Ratings bieten wenig Orientierung: Einige "Schwellenländer" bekommen noch immer schlechtere Noten als europäische Länder und müssen höhere Zinsen zahlen, obwohl die Fundamentaldaten gleich oder besser sind. Dilworth sieht bei manchen Triple-A-Ländern Asiens sogar ein viel geringeres Ausfallrisiko als bei den USA. "Es gibt derzeit so viele Anlagen mit Rendite-freiem Risiko und man sollte wirklich darauf schauen, für Risiko bezahlt zu werden", sagte der AGI-Chef. Einige Analysten raten deshalb, vermehrt in Hochzinsanleihen mit kurzen Laufzeiten zu investieren.

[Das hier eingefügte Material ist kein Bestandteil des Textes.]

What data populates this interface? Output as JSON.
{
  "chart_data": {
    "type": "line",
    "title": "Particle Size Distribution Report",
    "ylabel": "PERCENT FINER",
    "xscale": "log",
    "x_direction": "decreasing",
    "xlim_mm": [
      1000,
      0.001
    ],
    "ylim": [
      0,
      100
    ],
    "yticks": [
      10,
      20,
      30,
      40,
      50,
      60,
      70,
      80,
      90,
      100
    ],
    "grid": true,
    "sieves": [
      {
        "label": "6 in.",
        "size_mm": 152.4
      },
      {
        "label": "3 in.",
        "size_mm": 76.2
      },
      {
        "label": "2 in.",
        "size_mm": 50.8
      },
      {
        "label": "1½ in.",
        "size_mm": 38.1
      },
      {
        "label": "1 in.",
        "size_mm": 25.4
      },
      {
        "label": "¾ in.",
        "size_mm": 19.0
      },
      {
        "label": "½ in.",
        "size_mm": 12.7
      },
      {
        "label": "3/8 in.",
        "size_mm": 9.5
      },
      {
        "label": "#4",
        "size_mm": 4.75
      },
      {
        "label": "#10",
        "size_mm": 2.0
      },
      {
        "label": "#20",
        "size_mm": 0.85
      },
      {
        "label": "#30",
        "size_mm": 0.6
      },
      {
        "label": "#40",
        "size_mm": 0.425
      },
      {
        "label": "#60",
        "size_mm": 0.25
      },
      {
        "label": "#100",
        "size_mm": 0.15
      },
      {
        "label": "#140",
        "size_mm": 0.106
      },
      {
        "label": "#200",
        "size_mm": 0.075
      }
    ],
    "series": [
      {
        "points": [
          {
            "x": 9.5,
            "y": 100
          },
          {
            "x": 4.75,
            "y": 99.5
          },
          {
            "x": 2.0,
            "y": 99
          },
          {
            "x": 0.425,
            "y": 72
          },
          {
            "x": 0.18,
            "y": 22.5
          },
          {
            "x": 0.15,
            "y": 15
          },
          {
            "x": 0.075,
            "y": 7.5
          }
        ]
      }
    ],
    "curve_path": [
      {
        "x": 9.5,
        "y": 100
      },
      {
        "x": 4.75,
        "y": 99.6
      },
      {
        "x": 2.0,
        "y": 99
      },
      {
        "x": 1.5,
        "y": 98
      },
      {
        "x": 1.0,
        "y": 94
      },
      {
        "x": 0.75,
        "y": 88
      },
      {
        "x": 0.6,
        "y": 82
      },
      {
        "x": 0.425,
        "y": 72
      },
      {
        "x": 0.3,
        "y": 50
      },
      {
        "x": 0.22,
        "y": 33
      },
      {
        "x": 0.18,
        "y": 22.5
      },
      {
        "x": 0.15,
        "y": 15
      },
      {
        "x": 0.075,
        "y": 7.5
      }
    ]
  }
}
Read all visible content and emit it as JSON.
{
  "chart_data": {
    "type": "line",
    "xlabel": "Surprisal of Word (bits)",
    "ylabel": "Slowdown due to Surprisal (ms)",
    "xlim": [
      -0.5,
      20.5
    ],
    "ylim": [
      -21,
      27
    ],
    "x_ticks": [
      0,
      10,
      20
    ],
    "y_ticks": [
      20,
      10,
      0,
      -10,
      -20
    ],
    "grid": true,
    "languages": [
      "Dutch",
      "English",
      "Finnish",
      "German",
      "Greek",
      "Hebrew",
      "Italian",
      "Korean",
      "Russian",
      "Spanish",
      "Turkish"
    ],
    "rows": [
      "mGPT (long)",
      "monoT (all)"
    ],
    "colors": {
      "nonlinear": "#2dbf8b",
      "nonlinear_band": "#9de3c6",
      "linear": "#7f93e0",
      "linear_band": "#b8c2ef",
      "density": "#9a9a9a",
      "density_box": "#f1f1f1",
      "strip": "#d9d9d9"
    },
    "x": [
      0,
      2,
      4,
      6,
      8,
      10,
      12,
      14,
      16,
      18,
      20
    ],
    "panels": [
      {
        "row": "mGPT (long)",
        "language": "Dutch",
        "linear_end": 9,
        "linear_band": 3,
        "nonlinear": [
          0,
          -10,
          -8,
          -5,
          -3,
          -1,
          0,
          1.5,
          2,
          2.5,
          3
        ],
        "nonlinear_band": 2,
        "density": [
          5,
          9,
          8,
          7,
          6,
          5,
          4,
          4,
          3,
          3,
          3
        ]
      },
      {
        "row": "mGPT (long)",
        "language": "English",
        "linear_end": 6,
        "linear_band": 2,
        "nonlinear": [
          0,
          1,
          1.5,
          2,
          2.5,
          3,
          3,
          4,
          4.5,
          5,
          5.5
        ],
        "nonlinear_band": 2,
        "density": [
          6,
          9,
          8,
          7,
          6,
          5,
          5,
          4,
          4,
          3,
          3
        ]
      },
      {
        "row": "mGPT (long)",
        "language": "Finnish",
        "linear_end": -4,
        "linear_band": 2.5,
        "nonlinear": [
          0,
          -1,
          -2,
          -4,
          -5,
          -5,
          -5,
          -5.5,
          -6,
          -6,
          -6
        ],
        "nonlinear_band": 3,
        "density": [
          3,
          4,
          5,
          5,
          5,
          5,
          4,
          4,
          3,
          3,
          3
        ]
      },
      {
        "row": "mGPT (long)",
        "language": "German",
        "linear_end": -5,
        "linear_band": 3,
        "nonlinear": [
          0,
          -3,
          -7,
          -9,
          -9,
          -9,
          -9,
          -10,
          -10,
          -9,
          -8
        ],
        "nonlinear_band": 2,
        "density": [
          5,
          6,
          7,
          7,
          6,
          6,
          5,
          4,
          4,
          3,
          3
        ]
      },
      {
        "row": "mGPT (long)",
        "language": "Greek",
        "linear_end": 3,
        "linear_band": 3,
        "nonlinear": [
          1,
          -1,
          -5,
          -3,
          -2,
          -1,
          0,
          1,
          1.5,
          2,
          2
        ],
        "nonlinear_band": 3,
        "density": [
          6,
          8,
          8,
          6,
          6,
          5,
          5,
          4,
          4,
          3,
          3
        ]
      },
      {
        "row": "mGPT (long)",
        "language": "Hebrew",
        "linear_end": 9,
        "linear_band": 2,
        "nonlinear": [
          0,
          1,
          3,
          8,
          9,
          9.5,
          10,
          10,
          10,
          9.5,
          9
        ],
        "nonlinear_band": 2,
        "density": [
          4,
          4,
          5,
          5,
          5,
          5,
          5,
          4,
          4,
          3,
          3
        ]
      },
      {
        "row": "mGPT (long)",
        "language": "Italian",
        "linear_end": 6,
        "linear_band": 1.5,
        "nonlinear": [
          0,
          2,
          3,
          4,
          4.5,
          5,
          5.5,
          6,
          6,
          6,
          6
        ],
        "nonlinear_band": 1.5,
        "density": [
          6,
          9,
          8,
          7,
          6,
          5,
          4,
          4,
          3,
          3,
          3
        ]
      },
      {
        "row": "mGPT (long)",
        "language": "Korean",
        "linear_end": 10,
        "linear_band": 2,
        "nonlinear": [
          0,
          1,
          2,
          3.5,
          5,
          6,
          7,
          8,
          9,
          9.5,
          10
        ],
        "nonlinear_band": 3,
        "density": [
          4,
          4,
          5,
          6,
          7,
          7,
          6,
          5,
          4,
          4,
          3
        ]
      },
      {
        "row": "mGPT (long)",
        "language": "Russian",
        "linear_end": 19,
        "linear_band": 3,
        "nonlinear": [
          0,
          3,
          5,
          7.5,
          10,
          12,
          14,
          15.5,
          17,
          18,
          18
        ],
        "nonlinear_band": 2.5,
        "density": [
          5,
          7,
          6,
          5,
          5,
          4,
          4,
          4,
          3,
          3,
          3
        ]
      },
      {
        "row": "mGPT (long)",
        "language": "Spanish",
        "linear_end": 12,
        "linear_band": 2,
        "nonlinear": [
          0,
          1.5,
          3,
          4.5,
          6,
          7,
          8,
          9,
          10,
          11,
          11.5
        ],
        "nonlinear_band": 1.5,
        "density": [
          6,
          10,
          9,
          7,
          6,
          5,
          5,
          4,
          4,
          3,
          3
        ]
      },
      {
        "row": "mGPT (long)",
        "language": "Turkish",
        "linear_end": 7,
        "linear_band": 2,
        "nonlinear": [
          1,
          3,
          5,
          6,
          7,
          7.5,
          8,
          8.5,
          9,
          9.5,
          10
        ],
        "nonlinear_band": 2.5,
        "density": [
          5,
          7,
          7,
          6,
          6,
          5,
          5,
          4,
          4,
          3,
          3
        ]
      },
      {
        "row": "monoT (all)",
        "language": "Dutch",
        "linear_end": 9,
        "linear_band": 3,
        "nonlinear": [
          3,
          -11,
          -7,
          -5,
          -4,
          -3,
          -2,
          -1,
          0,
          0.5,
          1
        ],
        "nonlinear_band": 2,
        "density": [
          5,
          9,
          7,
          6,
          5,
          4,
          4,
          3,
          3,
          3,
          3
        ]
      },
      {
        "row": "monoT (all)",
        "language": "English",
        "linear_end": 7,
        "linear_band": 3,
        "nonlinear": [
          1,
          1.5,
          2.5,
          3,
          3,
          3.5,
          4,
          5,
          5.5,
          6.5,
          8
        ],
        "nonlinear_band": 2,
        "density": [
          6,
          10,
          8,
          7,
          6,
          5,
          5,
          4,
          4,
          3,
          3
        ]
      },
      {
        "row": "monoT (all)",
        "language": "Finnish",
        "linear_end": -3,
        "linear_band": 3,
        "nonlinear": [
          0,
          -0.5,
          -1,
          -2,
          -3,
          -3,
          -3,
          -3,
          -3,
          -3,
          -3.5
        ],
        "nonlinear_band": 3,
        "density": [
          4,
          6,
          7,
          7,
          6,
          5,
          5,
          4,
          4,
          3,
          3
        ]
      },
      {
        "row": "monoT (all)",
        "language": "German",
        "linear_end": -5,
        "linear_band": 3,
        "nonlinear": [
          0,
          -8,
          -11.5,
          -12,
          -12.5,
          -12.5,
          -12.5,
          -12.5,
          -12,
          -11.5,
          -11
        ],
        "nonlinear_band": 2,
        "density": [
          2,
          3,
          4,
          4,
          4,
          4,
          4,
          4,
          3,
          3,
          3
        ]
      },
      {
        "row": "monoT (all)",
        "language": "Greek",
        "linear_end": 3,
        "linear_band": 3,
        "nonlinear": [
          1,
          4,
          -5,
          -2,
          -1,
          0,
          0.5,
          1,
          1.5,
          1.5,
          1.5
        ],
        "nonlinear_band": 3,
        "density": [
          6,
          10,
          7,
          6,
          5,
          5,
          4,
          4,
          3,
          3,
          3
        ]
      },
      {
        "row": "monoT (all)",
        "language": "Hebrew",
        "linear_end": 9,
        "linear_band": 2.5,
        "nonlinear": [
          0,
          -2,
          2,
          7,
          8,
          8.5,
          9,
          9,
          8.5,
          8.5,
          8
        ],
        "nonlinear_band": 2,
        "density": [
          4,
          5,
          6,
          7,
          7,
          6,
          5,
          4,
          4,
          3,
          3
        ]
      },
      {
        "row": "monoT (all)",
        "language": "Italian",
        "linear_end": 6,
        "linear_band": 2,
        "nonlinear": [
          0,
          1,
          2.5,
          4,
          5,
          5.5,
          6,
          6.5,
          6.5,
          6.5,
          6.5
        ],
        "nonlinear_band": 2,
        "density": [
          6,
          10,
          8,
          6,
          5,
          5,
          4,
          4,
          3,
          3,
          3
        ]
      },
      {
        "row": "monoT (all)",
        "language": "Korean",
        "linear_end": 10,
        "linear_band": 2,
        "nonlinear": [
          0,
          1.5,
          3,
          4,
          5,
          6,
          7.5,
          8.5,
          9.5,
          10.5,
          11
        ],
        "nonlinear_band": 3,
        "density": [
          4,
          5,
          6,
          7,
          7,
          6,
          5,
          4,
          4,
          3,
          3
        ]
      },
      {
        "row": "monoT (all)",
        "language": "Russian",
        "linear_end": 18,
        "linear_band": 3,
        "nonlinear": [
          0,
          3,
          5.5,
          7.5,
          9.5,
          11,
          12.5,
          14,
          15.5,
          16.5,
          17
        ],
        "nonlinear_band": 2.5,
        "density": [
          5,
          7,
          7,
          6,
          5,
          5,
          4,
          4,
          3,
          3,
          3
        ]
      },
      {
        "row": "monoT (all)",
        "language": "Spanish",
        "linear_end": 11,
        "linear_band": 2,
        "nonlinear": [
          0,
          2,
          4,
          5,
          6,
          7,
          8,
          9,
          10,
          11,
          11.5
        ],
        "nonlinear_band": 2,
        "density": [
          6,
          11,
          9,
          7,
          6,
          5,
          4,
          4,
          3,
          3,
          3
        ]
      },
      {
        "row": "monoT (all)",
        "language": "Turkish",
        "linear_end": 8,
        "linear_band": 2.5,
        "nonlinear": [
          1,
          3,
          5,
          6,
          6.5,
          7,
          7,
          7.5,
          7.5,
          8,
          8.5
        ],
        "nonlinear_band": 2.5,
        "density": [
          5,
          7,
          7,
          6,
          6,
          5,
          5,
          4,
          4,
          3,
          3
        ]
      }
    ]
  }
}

Denn wenn die Zinsen doch irgendwann steigen, sollte man nicht mit langläufigen Anleihen erwischt werden. Diese verlieren an Wert, wenn höher verzinste Anleihen aufgelegt werden.

Institutionelle Anleger wie Versicherer und Pensionskassen suchen also Alternativen für europäische Staatsanleihen, um jene Rendite zu erwirtschaften, die sie brauchen, um auch in Zukunft Pensionen und Versicherungen ausbezahlen zu können.